15. The apparatus of claim 14, further comprising a pair of pinch rollers positioned upstream from the winding element relative to a direction of movement of the layer of filter media material.

16. The apparatus of claim 14, wherein the one or more heating elements are infrared lamps.

17. The apparatus of claim 16, wherein the compression arrangement includes a compression roller.

18. The apparatus of claim 16, wherein the compression roller is movable towards and away from the cylindrical roll using an actuation arrangement.

19. The apparatus of claim 18, wherein the actuation arrangement comprises a motor and a rack and pinion.

20. The apparatus of claim 19, wherein the pinion is connected to an output shaft of the motor and the rack is formed on an actuating arm carrying the compression roller.

21. The apparatus of claim 18, wherein the actuation arrangement comprises a linear actuator.

22. The apparatus of claim 14, further comprising a cooling device positioned downstream from the winding element relative to a direction of movement of the layer of filter media material for cooling the cylindrical roll.

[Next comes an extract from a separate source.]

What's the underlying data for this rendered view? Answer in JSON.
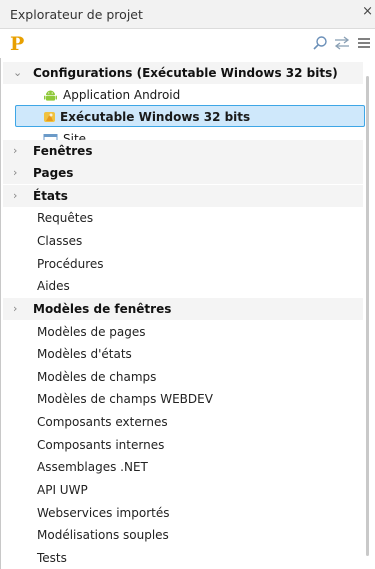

23. A depth-type filter element, comprising:

a roll of gradient density filter media, the roll of gradient density filter media being subjected to a variable compressive force to vary a density and porosity of the filter media relative to a radial direction;

an open end cap at one end of the roll; and

a closed end at another end of the roll.

24. The depth-type filter element of claim 23, further comprising a core.

25. The depth-type filter element of claim 23, wherein the filter element is coreless.